Oil gains on signs of output cuts, improved demand
Oil prices rose slightly on Tuesday amid signs that producers are cutting output as promised just as demand picks up, stoked by more countries easing out of curbs imposed to counter the coronavirus pandemic.
Benchmark Brent crude climbed 7 cents or 0.2 percent to $34.88 a barrel by 0907 GMT, after earlier touching its highest since April 9.
U.S. West Texas Intermediate crude was up 70 cents, or 2.2percent at $32.52 a barrel.
“The market sees both forces aligning: the cuts OPEC+ promised are materialising and other non-member production shut-downs are also really helping to limit the oversupply,” said Paola Rodriguez Masiu, senior oil markets analyst at Rystad Energy.
“Meanwhile, lockdown measures are removed globally and the economy needs fuel to restart.”
The June WTI contract expires on Tuesday, but there was little sign of a repeat of the historic plunge below zero seen last month ago on the eve of the May contract’s expiry amid signs of rising demand for crude and fuels.
The July WTI contract was up 12 cents per barrel at $31.77.
The market was boosted earlier by signs that output cuts agreed by the Organization of the Petroleum Exporting Countries (OPEC) and others including Russia, a group known as OPEC+, are being implemented.
OPEC+ cut its oil exports sharply in the first half of May, companies that track shipments said, suggesting a strong start in complying with their latest pact to curb output.
U.S. production is also falling, with crude output from seven major shale formations expected to fall to 7.822 million barrels per day in June, the lowest since August 2018, according to the U.S. Energy Information Administration.
A recovery in fuel demand in India also gathered momentum in the first half of May.
Still, global demand recovery is expected to be slow as some restrictions remain and there is a significant risk of repeat outbreaks and lockdowns.
The Eurasia group urged caution on oil consumption, citing “a global recession, cautious consumers, and a later and potentially worse peak of the coronavirus outbreak in emerging markets such as Latin America, Africa, and South Asia”.
US oil producers have been expected for some time to have to shut down oil production as a result of the Covid-19 pandemic, but they were initially slow to move. Now that profitability and storage limitations have started to hurt, the curtailment wave has accelerated. A Rystad Energy analysis shows that gross US cuts could reach at least 2 million barrels per day (bpd) in June, including liquids.
Net oil production cuts could reach 835,000 bpd in May and 877,000 bpd in June, compared to around 256,000 bpd in April, according to Rystad Energy’s interpretation of early communication from 31 US oil producers.
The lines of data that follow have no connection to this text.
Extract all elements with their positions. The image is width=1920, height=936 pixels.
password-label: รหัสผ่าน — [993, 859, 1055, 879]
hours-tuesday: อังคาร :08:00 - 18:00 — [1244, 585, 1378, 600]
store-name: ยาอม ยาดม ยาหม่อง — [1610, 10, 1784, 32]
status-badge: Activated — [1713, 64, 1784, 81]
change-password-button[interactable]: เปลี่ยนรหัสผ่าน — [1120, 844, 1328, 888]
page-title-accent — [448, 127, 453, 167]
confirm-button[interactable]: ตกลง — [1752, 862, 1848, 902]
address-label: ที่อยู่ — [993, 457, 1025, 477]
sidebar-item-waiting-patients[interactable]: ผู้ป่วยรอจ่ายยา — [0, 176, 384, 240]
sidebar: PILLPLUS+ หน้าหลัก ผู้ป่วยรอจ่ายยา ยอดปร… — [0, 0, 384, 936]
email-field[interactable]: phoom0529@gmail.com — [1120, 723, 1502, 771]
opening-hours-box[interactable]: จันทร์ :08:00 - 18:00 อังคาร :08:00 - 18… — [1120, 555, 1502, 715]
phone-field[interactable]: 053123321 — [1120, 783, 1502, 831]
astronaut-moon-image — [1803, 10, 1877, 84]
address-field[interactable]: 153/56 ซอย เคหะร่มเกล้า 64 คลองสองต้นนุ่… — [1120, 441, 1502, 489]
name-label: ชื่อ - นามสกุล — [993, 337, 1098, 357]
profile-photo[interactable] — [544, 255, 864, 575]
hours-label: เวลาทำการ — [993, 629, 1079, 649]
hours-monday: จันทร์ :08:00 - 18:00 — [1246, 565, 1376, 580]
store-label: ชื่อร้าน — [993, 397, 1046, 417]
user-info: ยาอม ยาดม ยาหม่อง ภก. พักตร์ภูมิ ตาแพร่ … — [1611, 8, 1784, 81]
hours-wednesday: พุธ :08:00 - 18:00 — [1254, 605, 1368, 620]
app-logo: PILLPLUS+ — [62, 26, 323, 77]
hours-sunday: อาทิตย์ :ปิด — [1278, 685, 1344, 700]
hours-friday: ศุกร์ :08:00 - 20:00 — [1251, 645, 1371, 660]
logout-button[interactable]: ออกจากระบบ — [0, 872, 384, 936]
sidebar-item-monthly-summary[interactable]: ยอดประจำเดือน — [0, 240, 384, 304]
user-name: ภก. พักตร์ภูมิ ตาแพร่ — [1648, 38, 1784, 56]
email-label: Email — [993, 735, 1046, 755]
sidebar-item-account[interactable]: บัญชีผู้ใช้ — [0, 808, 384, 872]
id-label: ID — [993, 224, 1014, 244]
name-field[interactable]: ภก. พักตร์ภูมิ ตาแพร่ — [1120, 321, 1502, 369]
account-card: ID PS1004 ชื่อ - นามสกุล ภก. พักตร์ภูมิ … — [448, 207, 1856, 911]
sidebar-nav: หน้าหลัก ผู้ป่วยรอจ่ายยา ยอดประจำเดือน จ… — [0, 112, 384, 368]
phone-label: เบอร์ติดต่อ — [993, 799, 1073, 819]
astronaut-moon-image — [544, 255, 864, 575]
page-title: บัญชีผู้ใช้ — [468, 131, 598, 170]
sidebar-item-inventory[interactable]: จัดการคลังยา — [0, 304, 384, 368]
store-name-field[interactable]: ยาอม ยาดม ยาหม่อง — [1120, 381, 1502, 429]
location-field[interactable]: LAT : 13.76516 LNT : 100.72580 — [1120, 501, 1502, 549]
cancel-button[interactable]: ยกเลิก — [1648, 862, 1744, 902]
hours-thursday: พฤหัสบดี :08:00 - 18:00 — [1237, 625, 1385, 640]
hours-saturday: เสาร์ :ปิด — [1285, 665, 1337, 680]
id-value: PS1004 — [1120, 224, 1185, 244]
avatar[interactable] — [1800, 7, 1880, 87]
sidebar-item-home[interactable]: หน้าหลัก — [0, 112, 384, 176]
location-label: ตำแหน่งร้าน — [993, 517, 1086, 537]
This represents gross curtailments (including royalties to the government) of over 1 million bpd in both May and June, and at least 1.5 million bpd if total gross liquids output is considered. Adding the potential uncommunicated contribution from private and smaller operators, who are also likely to struggle, total Covid-19-related gross liquids output curtailments could easily hit at least 2 million bpd in June.